To make the workshop successful, it is vital that you come with the required software installed and working. Follow the instructions below carefully and test to make sure everything is working.
Install R
R is an open-source statistical programming language. We will be working with it through RStudio but before installing RStudio you need to install R.
Install RStudio
RStudio is an interface that makes working with R much easier. You can download and install it here (download the free, open-source version).
Install packages
One of the most powerful concepts in programming languages is packages (also called libraries). Packages are code that other people have written which make common tasks much simpler. You can "import" them and then reuse this code.

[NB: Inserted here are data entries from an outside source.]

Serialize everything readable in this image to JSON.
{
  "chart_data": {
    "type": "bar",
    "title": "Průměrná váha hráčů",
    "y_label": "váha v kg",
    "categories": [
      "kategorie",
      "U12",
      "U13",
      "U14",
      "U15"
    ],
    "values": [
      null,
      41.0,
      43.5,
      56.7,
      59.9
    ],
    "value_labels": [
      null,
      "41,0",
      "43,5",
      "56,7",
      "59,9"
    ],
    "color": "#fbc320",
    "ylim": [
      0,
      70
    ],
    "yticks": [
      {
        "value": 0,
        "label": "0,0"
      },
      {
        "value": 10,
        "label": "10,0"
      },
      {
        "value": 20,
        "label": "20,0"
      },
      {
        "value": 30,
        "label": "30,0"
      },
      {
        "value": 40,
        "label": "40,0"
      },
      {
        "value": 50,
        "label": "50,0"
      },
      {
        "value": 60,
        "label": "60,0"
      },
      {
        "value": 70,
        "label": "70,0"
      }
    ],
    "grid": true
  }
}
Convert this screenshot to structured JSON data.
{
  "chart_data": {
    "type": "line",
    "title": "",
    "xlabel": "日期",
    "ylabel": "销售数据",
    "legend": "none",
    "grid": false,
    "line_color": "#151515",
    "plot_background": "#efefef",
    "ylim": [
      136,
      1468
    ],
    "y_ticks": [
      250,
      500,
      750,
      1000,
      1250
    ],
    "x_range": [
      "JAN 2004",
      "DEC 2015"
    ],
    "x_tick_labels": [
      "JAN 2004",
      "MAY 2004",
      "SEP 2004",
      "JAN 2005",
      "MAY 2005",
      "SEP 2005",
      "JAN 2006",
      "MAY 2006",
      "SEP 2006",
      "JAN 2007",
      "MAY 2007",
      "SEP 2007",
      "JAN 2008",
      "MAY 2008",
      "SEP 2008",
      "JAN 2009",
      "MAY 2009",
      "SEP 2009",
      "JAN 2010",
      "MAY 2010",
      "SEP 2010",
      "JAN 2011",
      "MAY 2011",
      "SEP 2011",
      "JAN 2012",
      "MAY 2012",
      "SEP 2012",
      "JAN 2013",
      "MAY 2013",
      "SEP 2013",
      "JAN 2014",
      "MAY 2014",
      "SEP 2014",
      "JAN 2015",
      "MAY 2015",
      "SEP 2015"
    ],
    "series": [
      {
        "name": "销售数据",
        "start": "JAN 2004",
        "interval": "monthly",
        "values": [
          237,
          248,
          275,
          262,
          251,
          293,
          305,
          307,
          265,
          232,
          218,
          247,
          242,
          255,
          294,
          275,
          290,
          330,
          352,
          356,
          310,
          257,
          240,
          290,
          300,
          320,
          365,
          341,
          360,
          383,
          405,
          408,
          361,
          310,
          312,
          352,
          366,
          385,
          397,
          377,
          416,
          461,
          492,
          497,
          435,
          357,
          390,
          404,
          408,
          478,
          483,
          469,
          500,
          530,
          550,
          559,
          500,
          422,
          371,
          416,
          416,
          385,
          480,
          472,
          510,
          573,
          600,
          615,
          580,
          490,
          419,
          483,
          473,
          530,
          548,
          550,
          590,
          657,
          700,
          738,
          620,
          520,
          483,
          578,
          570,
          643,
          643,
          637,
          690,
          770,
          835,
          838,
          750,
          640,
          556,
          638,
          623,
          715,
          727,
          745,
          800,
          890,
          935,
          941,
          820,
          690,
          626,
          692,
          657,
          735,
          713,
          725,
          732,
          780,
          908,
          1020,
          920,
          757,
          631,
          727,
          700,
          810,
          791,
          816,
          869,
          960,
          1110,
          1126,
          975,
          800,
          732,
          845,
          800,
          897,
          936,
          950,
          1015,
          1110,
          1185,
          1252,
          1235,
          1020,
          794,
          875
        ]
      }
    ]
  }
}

We will be using the tidyverse, MASS, and nycflights13 packages. You will need to install them by:
- Opening RStudio
- Copying the following into the console (at the bottom left):
install.packages(c('tidyverse','MASS','nycflights13'))
- Push enter
It should download and install these packages. To make sure that it worked run the following in the RStudio console (again, copy and paste):
library(nycflights13)
library(dplyr)
library(ggplot2)
flights %>%
sample_n(500) %>%
select(arr_delay, dep_delay) %>%
ggplot(aes(x=arr_delay, y=dep_delay)) +
geom_point()
Don't worry if this code looks super confusing and doesn't make sense yet - after the workshop you'll know what all of this does!
If everything installed correctly, then you should see a scatterplot appear at the bottom right of RStudio. If it didn't work then look over all of the steps and see if you missed something.
Download materials
Download the R files (session_one.R, session_two.R) and CSV file (wikia_data.csv) files from this page. The easiest way to do this is to click the "Clone or download" button on this page, and then "Download ZIP". You can then extract the files to somewhere you can find them during the workshop.
I've reused a lot of code for this tutorial from https://github.com/justmarkham/dplyr-tutorial and https://github.com/j3schaue/dplyr_workshop
In that same spirit, please feel free to reuse this work.